Kahvemi alıp güvercinler gibi dizildiğimiz taburelere oturdum. yanımda kahve içen bi kız vardı. Bohem bohem gölü, yavru ördekleri ve ağaç budama çalışmasını izliyoduk. Başka bi kız gelip, "oo helloooo" dedi ona, öpüştüler. sonra niyeyse yeni gelen kız hızını alamayıp bana da "helloooo" dedi ki sesinde "insan bi selam verir, çok ayıp!" tınısı vardı (diller, kültürler üstü bir tını). Tam sarılmak üzereyken (bunların hepsi 1 saniyede oldu), suratımdaki "hayırlara vesile olsun, free hug mısın, nesin" bakışına kahkahayla gülen ilk kız "yok o benim arkadaşım diil, Diana daha gelmedi" dedi. sonradan gelen kızımızda hatlar karışmış biraz ama yine de hello'laştık, medeni memleketin hali başka tabii. Sonra Diana ve ordusu geldiler ve yanımda oturan kızın Alman olduğunu böyle anladım. kız almanca "ya benim arkadaş da şu yanınızdaki al yanaklı, nefes nefese kahve içen tipitipi sen sandı! ahahahaah" dedi çünkü. Almanca bilmesem de o gülüşü biliyorum. Bana sarılmaya çalışansa italyandı, "aksanımı kimse anlamıyo" diye hüzün hüzün içini döktü sonra. "sarılın da geçsin" demedim o almanlara, kendileri akıl etsin.
Parkın bu sevgili kahve molası durağı Pavillion'un en tatlı yanı, içindeki mesaj panosu bence. Hazirandan itibaren kendi hamurlarını yapacaklarını, ekmek alabileceğimizi haber vermeleri. Buna sevinmeleri, sevindiklerini okuyunca anlamamız. Tüm sebzelerin ingiltereden geldiğini, organik olduğunu bildirmeleri. Şu an satışta olan çayın sri lanka, kahveninse kenya (mıydı?) olduğunu belirtmeleri. Bunu duvara siyah boyayla yazmaları. Çalışanların hepsinin genç, güler yüzlü ve hoşsohbet olması. Her şeyin hafif ve lezzetli olması güzel bi de. Mesela bebek sandalyesi olmayınca lazımlığa oturtulan ufacık bebek, tüm tatlılığıyla, uslu uslu yedi yemeğini. Pavillion öyle bir huzur.

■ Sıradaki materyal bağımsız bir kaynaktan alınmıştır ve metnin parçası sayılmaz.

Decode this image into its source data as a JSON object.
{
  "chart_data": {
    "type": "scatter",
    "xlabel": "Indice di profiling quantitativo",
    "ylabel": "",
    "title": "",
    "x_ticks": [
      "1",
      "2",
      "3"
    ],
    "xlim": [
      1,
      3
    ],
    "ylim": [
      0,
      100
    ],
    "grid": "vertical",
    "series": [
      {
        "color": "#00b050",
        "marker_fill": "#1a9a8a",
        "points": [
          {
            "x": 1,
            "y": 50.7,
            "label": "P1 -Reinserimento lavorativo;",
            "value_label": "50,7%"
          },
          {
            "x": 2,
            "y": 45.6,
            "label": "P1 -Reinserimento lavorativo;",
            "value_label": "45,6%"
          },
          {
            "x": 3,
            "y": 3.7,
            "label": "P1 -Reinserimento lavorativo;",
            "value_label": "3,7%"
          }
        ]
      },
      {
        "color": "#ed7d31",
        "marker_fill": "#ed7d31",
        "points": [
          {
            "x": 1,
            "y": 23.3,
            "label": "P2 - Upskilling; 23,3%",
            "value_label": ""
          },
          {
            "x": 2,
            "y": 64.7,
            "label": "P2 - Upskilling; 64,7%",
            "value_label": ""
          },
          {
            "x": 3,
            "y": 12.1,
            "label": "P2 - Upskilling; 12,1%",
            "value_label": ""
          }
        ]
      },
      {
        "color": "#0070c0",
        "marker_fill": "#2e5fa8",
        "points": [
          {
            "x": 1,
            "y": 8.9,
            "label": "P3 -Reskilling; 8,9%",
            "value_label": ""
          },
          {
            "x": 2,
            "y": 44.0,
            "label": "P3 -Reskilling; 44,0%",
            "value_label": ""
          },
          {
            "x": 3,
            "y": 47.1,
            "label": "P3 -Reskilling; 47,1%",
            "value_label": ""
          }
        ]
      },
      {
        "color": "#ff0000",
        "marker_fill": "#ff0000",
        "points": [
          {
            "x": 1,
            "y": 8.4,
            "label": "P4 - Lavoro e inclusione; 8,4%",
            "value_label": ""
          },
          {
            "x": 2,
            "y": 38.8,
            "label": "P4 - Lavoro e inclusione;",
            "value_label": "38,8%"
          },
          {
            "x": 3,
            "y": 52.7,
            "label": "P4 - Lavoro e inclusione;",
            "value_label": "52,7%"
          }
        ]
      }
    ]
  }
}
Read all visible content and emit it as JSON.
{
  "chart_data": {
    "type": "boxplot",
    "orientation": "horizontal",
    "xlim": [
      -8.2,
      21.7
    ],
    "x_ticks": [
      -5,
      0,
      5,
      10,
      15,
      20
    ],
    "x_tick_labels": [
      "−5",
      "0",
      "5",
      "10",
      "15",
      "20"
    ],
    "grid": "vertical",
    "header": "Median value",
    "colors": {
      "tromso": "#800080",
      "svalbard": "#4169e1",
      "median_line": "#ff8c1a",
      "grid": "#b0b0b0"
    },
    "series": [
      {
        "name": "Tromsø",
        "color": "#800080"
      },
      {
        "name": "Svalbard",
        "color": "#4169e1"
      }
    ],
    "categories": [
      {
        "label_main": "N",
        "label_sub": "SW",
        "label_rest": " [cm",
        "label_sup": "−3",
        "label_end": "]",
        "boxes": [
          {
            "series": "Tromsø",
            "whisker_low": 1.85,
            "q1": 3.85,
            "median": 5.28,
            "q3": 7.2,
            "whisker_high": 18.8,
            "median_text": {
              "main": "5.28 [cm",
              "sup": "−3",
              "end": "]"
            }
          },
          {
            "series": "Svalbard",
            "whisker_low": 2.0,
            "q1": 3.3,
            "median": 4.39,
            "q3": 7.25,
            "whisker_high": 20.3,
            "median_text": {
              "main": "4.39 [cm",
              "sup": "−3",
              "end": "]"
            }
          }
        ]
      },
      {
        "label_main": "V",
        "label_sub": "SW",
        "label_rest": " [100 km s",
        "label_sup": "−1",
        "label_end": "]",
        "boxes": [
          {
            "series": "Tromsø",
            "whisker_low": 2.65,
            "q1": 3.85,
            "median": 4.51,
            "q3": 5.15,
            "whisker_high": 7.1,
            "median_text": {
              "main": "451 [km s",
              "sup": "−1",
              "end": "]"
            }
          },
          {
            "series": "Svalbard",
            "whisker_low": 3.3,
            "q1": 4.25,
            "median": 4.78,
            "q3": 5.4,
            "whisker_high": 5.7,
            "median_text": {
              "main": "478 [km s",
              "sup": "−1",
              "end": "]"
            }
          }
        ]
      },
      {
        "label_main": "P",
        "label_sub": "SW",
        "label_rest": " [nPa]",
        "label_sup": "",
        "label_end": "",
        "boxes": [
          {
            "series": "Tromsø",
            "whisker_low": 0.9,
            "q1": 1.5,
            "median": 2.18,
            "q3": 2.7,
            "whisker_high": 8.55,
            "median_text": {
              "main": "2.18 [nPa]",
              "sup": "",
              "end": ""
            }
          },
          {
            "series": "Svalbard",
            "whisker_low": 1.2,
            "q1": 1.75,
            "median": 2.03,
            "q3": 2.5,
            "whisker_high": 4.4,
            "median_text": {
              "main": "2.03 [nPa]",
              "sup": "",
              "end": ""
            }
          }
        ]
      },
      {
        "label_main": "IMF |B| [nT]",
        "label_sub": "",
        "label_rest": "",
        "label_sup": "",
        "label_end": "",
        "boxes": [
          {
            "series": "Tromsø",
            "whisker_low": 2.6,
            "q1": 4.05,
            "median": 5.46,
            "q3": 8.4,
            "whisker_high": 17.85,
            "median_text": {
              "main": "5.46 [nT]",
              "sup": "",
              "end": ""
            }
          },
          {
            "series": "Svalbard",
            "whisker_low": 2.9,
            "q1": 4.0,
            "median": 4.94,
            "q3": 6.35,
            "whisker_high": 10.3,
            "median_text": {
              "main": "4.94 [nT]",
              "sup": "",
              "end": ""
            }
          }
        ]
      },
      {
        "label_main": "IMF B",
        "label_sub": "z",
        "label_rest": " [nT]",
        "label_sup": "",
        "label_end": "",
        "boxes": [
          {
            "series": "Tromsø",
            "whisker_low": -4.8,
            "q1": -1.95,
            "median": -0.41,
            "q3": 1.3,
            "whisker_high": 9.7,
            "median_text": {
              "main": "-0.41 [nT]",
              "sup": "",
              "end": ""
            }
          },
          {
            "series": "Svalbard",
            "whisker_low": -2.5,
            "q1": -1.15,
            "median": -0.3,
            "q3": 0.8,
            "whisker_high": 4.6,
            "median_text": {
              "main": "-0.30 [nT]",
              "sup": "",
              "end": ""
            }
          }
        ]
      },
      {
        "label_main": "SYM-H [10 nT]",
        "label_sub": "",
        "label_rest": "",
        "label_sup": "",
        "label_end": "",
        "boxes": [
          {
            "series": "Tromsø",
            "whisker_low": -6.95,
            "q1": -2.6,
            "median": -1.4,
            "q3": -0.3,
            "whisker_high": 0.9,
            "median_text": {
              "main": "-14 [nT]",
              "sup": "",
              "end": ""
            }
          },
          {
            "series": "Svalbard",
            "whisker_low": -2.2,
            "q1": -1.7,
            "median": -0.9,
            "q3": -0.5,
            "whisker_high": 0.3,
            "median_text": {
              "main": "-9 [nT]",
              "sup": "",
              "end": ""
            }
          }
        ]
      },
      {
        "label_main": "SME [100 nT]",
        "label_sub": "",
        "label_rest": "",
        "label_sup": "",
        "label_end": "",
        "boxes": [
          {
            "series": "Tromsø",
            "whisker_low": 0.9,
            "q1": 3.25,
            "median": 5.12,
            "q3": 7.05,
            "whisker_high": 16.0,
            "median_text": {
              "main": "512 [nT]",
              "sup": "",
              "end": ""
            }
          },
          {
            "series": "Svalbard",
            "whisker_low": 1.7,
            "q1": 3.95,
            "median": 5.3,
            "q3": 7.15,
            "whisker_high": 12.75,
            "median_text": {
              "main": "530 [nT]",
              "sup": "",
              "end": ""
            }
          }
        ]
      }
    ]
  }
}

Burda kahveyi su bardağıyla vermelerini seviyorum. Uzun kollu hırkasıyla (bkz.tefal kızı) kahve kupasını avuçlayan güzel bukleli kadınlara selam olsun; cam bardakta cappucino biraz kantin, biraz bekar evi biraz da italyan işi.
Eve dönerken, parkın içinde müzik dinleye dinleye yürüyodum. Çıkışın hemen dibinde yeni biçilmiş çimlere dökülen yaprakları üfleyen bi amca vardı, gorgorgor makinesiyle. Beni görünce gülümseyip o yaprak üfleme makinesini susturdu. Ben müzik dinliyodum, duymazdım bile. O da işini yapıyodu, kimse laf edemezdi. Yine de durdurdu; çünkü günlük hayatta sebepsiz yere, tanımadığımız insanlara ufak bi jest yapınca incilerimiz dökülmüyor. Ben de başımla selam verdim, hızlı hızlı yürüdüm ve 5 adım sonra yine gorgor başladı.
Efendim, blogun en güzel yanıysa, sorularınıza doğru yanıt alabilmeniz, daha da güzeli yanıt vermeye üşenmeyen insanların sizi okuması. 6 yıldır benim yan odam gibisi yok, hep diyorum. bu sebeple, düşüciim yollara, alıciim meyveler zebzeler, eveeat!